Puji syukur atas nikmat itu kepadaku, aku tidak perlu mengeluarkan biaya pengobatan. Ternyata pemilik dompet itu adalah pengusaha mebel, sehingga biyaya pengobatan menjadi tanggungannya. Bahkan ia juga menginginkanku menjadi anak asuhnya, seperti permintaan pendahulu aku hanya bisa menolaknya dengan lembut tanpa mensakiti keinginannya.
Udara sore sangat menginspirasi, jejak-jejak pena menari indah. Lantunan kalam suci dari balik Masjid menghangatkannya. Anak kecil pengusaha mebel itu kini menjadi anak didikku. Ia aku ajari berbagai macam kehidupan jalanan. Meski jalanan bukan tempat yang baik bagi dirinya. Namun yang terindah yakni ketika kita mampu menghargainya.
Lalu apakah kau tau kabar dari pencopet itu, ternyata ia menemuiku di Masjid tempat yang aku janjikan. Dia pemuda yang sangat tampan dan kekar, jika ia mau hidup bersih dan meninggalkan hal-hal yang bertentangan dengan agama. Mungkin karena hidup kepepet ia bisa menghalalkan berbagai macam cara. Mungkin karena Negara sudah bosan memberikan bantuannya kepada kami orang-orang marjinal.

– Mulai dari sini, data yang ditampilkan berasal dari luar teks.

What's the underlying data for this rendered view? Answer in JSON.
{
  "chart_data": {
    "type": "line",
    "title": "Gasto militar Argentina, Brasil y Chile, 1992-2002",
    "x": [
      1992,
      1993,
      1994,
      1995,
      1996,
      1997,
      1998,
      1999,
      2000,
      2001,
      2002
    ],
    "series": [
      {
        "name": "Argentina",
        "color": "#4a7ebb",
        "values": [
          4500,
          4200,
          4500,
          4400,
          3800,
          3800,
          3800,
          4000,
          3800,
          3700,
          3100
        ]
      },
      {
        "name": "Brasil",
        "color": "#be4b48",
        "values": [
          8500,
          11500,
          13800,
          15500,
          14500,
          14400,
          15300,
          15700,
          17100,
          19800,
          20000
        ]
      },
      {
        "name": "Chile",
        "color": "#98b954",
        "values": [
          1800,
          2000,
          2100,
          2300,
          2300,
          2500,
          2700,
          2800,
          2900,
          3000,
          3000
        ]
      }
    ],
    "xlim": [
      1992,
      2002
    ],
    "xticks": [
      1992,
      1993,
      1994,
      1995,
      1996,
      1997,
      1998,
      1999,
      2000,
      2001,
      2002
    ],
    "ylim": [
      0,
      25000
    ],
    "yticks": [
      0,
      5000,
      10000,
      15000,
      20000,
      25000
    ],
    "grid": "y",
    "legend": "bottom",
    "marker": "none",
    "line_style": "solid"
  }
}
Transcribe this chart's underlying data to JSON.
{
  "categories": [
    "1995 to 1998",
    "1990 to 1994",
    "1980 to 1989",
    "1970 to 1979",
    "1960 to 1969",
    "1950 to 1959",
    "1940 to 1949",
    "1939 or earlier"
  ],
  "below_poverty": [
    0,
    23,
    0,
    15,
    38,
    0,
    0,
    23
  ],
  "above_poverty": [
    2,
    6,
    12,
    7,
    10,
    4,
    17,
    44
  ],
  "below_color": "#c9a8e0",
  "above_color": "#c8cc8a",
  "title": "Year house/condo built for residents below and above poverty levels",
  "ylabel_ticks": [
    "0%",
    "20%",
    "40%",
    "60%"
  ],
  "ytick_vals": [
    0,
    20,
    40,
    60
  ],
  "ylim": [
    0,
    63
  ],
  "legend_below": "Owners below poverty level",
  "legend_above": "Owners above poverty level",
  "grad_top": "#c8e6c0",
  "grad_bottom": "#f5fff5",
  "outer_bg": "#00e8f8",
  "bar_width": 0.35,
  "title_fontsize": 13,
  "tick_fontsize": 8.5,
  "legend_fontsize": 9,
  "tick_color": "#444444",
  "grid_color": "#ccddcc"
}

Meski sudah diperioritaskan dana bantuan, terkadang beberapa persen masuk kantong pribadi. Sehingga ada beberapa penghuni jalanan yang tidak mendapatkan haknya.
Terima kasih shalawat cinta engkau telah menjadikan aku menjadi seorang perempuan yang tangguh. Pencopet itu memiliki nama Muhammad Nizam, nama yang begitu bagus. Kini ia dekat dengan diriku. Meski aku belum bisa menerima cintanya, aku hanya bisa menantang dirinya untuk menemukan shalawat cinta diatara dunia yang melingkupinya.
Namun aku sungguh bahagia, seperti pesan Pak Ahmad. Suatu saat nanti cinta ini tidak hanya akan menemukan kelengkapan lingkaran dunia. Cinta kepada-Nya, rasul dan cintaku kepadanya.